Further, the case is not concerned with employee or worker status. It is a claim between a patient and a practice owner. In many vicarious liability cases, the court will refer to relationships ‘akin to employment’ to determine if a third party is liable for the acts of its agents. However, the legal test for vicarious liability is different to the one for employment status; whilst there are some similarities you should avoid getting caught up in them.
This case is not a change of position in the law. It has always been the case that if the practice signs a contract with a patient, then the practice owes a non-delegable duty of care. The facts of this case all pointed to a non-delegable duty of care owed by the practice owner as highlighted above.
However, this did not mean that the Associate was not, or could not, be liable to the practice owner for their negligent work. It was open to the practice owner to join the associate to the proceedings. It is unclear why this was not done in the above case. At paragraph 48 of the judgment, the judge did comment that the practice may well be entitled to an indemnity from the associate.
Always ensure that the associate has appropriate indemnity cover in place. This is a regulatory requirement, and it will assist you if you want to join them to any claim later down the line (see below).
If you receive a letter before action, direct the patient to the associate and make the associate aware of the claim. Ask them to contact their indemnity insurers.
If the patient insists on pursuing the practice, which they are entitled to do, ask the court to join the associate to the proceedings as a second defendant. If the associate has been negligent the indemnity insurer may settle the claim on everyone’s behalf.

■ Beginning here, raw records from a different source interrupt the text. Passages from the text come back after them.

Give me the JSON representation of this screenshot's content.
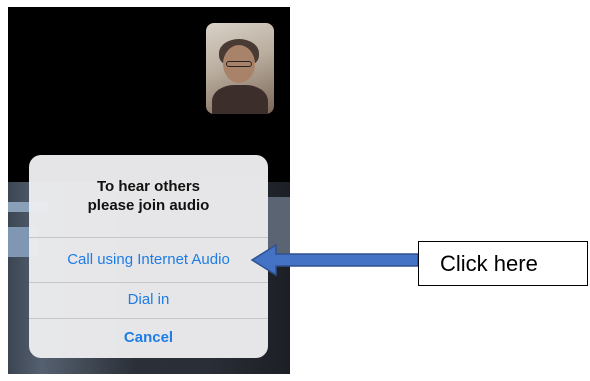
{
  "dialog": {
    "title_line1": "To hear others",
    "title_line2": "please join audio",
    "actions": [
      {
        "label": "Call using Internet Audio"
      },
      {
        "label": "Dial in"
      },
      {
        "label": "Cancel"
      }
    ]
  },
  "annotation": {
    "callout_text": "Click here",
    "arrow_color": "#4472c4"
  },
  "colors": {
    "action_blue": "#1e7ce6",
    "dialog_bg": "#ececee"
  }
}
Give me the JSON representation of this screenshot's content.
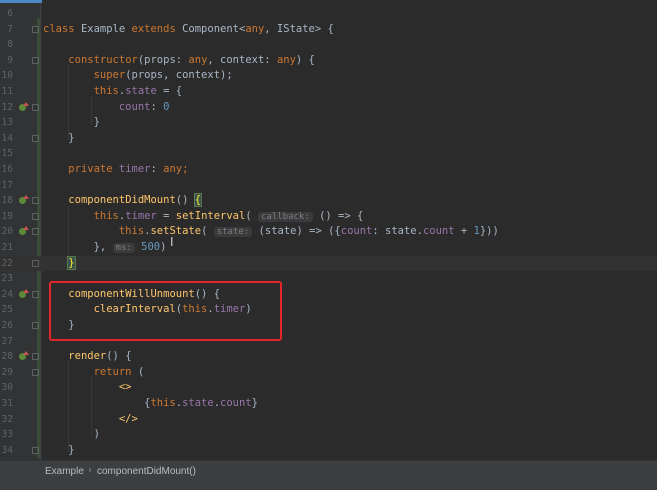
{
  "editor": {
    "lines": [
      {
        "num": "6",
        "tokens": []
      },
      {
        "num": "7",
        "tokens": [
          {
            "t": "class ",
            "c": "kw"
          },
          {
            "t": "Example ",
            "c": "pl"
          },
          {
            "t": "extends ",
            "c": "kw"
          },
          {
            "t": "Component<",
            "c": "pl"
          },
          {
            "t": "any",
            "c": "kw"
          },
          {
            "t": ", IState> {",
            "c": "pl"
          }
        ]
      },
      {
        "num": "8",
        "tokens": []
      },
      {
        "num": "9",
        "tokens": [
          {
            "t": "    ",
            "c": "pl"
          },
          {
            "t": "constructor",
            "c": "kw"
          },
          {
            "t": "(props: ",
            "c": "pl"
          },
          {
            "t": "any",
            "c": "kw"
          },
          {
            "t": ", context: ",
            "c": "pl"
          },
          {
            "t": "any",
            "c": "kw"
          },
          {
            "t": ") {",
            "c": "pl"
          }
        ]
      },
      {
        "num": "10",
        "tokens": [
          {
            "t": "        ",
            "c": "pl"
          },
          {
            "t": "super",
            "c": "kw"
          },
          {
            "t": "(props, context);",
            "c": "pl"
          }
        ]
      },
      {
        "num": "11",
        "tokens": [
          {
            "t": "        ",
            "c": "pl"
          },
          {
            "t": "this",
            "c": "kw"
          },
          {
            "t": ".",
            "c": "pl"
          },
          {
            "t": "state",
            "c": "prop"
          },
          {
            "t": " = {",
            "c": "pl"
          }
        ]
      },
      {
        "num": "12",
        "tokens": [
          {
            "t": "            ",
            "c": "pl"
          },
          {
            "t": "count",
            "c": "prop"
          },
          {
            "t": ": ",
            "c": "pl"
          },
          {
            "t": "0",
            "c": "num"
          }
        ]
      },
      {
        "num": "13",
        "tokens": [
          {
            "t": "        }",
            "c": "pl"
          }
        ]
      },
      {
        "num": "14",
        "tokens": [
          {
            "t": "    }",
            "c": "pl"
          }
        ]
      },
      {
        "num": "15",
        "tokens": []
      },
      {
        "num": "16",
        "tokens": [
          {
            "t": "    ",
            "c": "pl"
          },
          {
            "t": "private ",
            "c": "kw"
          },
          {
            "t": "timer",
            "c": "prop"
          },
          {
            "t": ": ",
            "c": "pl"
          },
          {
            "t": "any",
            "c": "kw"
          },
          {
            "t": ";",
            "c": "kw"
          }
        ]
      },
      {
        "num": "17",
        "tokens": []
      },
      {
        "num": "18",
        "tokens": [
          {
            "t": "    ",
            "c": "pl"
          },
          {
            "t": "componentDidMount",
            "c": "fn"
          },
          {
            "t": "() ",
            "c": "pl"
          },
          {
            "t": "{",
            "c": "brace-hl"
          }
        ]
      },
      {
        "num": "19",
        "tokens": [
          {
            "t": "        ",
            "c": "pl"
          },
          {
            "t": "this",
            "c": "kw"
          },
          {
            "t": ".",
            "c": "pl"
          },
          {
            "t": "timer",
            "c": "prop"
          },
          {
            "t": " = ",
            "c": "pl"
          },
          {
            "t": "setInterval",
            "c": "fn"
          },
          {
            "t": "( ",
            "c": "pl"
          },
          {
            "t": "callback:",
            "c": "hint"
          },
          {
            "t": " () => {",
            "c": "pl"
          }
        ]
      },
      {
        "num": "20",
        "tokens": [
          {
            "t": "            ",
            "c": "pl"
          },
          {
            "t": "this",
            "c": "kw"
          },
          {
            "t": ".",
            "c": "pl"
          },
          {
            "t": "setState",
            "c": "fn"
          },
          {
            "t": "( ",
            "c": "pl"
          },
          {
            "t": "state:",
            "c": "hint"
          },
          {
            "t": " (state) => ({",
            "c": "pl"
          },
          {
            "t": "count",
            "c": "prop"
          },
          {
            "t": ": state.",
            "c": "pl"
          },
          {
            "t": "count",
            "c": "prop"
          },
          {
            "t": " + ",
            "c": "pl"
          },
          {
            "t": "1",
            "c": "num"
          },
          {
            "t": "}))",
            "c": "pl"
          }
        ]
      },
      {
        "num": "21",
        "tokens": [
          {
            "t": "        }, ",
            "c": "pl"
          },
          {
            "t": "ms:",
            "c": "hint"
          },
          {
            "t": " ",
            "c": "pl"
          },
          {
            "t": "500",
            "c": "num"
          },
          {
            "t": ")",
            "c": "pl"
          }
        ]
      },
      {
        "num": "22",
        "current": true,
        "tokens": [
          {
            "t": "    ",
            "c": "pl"
          },
          {
            "t": "}",
            "c": "brace-hl"
          }
        ]
      },
      {
        "num": "23",
        "tokens": []
      },
      {
        "num": "24",
        "tokens": [
          {
            "t": "    ",
            "c": "pl"
          },
          {
            "t": "componentWillUnmount",
            "c": "fn"
          },
          {
            "t": "() {",
            "c": "pl"
          }
        ]
      },
      {
        "num": "25",
        "tokens": [
          {
            "t": "        ",
            "c": "pl"
          },
          {
            "t": "clearInterval",
            "c": "fn"
          },
          {
            "t": "(",
            "c": "pl"
          },
          {
            "t": "this",
            "c": "kw"
          },
          {
            "t": ".",
            "c": "pl"
          },
          {
            "t": "timer",
            "c": "prop"
          },
          {
            "t": ")",
            "c": "pl"
          }
        ]
      },
      {
        "num": "26",
        "tokens": [
          {
            "t": "    }",
            "c": "pl"
          }
        ]
      },
      {
        "num": "27",
        "tokens": []
      },
      {
        "num": "28",
        "tokens": [
          {
            "t": "    ",
            "c": "pl"
          },
          {
            "t": "render",
            "c": "fn"
          },
          {
            "t": "() {",
            "c": "pl"
          }
        ]
      },
      {
        "num": "29",
        "tokens": [
          {
            "t": "        ",
            "c": "pl"
          },
          {
            "t": "return",
            "c": "kw"
          },
          {
            "t": " (",
            "c": "pl"
          }
        ]
      },
      {
        "num": "30",
        "tokens": [
          {
            "t": "            ",
            "c": "pl"
          },
          {
            "t": "<>",
            "c": "fn"
          }
        ]
      },
      {
        "num": "31",
        "tokens": [
          {
            "t": "                {",
            "c": "pl"
          },
          {
            "t": "this",
            "c": "kw"
          },
          {
            "t": ".",
            "c": "pl"
          },
          {
            "t": "state",
            "c": "prop"
          },
          {
            "t": ".",
            "c": "pl"
          },
          {
            "t": "count",
            "c": "prop"
          },
          {
            "t": "}",
            "c": "pl"
          }
        ]
      },
      {
        "num": "32",
        "tokens": [
          {
            "t": "            ",
            "c": "pl"
          },
          {
            "t": "</>",
            "c": "fn"
          }
        ]
      },
      {
        "num": "33",
        "tokens": [
          {
            "t": "        )",
            "c": "pl"
          }
        ]
      },
      {
        "num": "34",
        "tokens": [
          {
            "t": "    }",
            "c": "pl"
          }
        ]
      }
    ],
    "fold_lines": [
      "7",
      "9",
      "12",
      "14",
      "18",
      "19",
      "20",
      "22",
      "24",
      "26",
      "28",
      "29",
      "34"
    ],
    "override_markers": [
      "12",
      "18",
      "20",
      "24",
      "28"
    ]
  },
  "breadcrumb": {
    "items": [
      "Example",
      "componentDidMount()"
    ],
    "separator": "›"
  },
  "colors": {
    "background": "#2b2b2b",
    "keyword": "#cc7832",
    "function": "#ffc66d",
    "property": "#9876aa",
    "number": "#6897bb",
    "highlight_box": "#e4252a"
  }
}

Ensure you have good indemnity clauses in your associate contracts in respect of insurance cover and indemnifying the practice if a claim is issued against it. This should include indemnification for the practice’s legal costs in defending any claim.
Why should dental practices be more concerned with the recent Supreme Court decision in Uber?
For many years the employment tribunals have looked at the reality of any relationship when determining worker status. This means the tribunal can look beyond any labels given in a contract to determine worker status. Therefore, simply because a contract expresses itself to be a self-employed contract, does not mean the tribunal will accept this label.
We have been raising this issue for a number of years now. The spate of cases being heard on this matter reflects the courts desire to stamp out sham self-employment. The Uber case is not necessarily new law, but it does highlight the need to ensure your contracts reflect the reality of any relationship.
When determining if an associate is a worker the tribunal will ask;
- Does the associate personally perform the services or can they send a substitute?
- Is the associate in business in their own right?
- What control does the practice have over the associate?
The Uber decision confirmed that the question on worker status was a statutory question not a contractual question, and inferred the contract will have little weight in determining this question.
Most dental contracts we see contain a locum clause. However, are those locum clauses actually used by the associate or enforced by the practice?
We have acted for many dentists and dental practices over the years on the issue of worker status. In our experience if a practice can show a locum clause has been used, even if not by the claimant but by another associate, the claimant is likely to be found to be genuinely self-employed. Conversely, if there is a locum clause but the reality is associates must work together to meet UDA targets and cover for each other, the claimant is likely to be deemed to be a worker.
If your contract contains no locum clause at all, you are in an extremely risky position as regards your associates being found to be workers.
Ensure your associate contracts contain well drafted locum clauses. If an associate has sickness absences or wants to take an extended break, insist they engage a locum to cover those periods. If an associate asks to engage a locum, agree to this.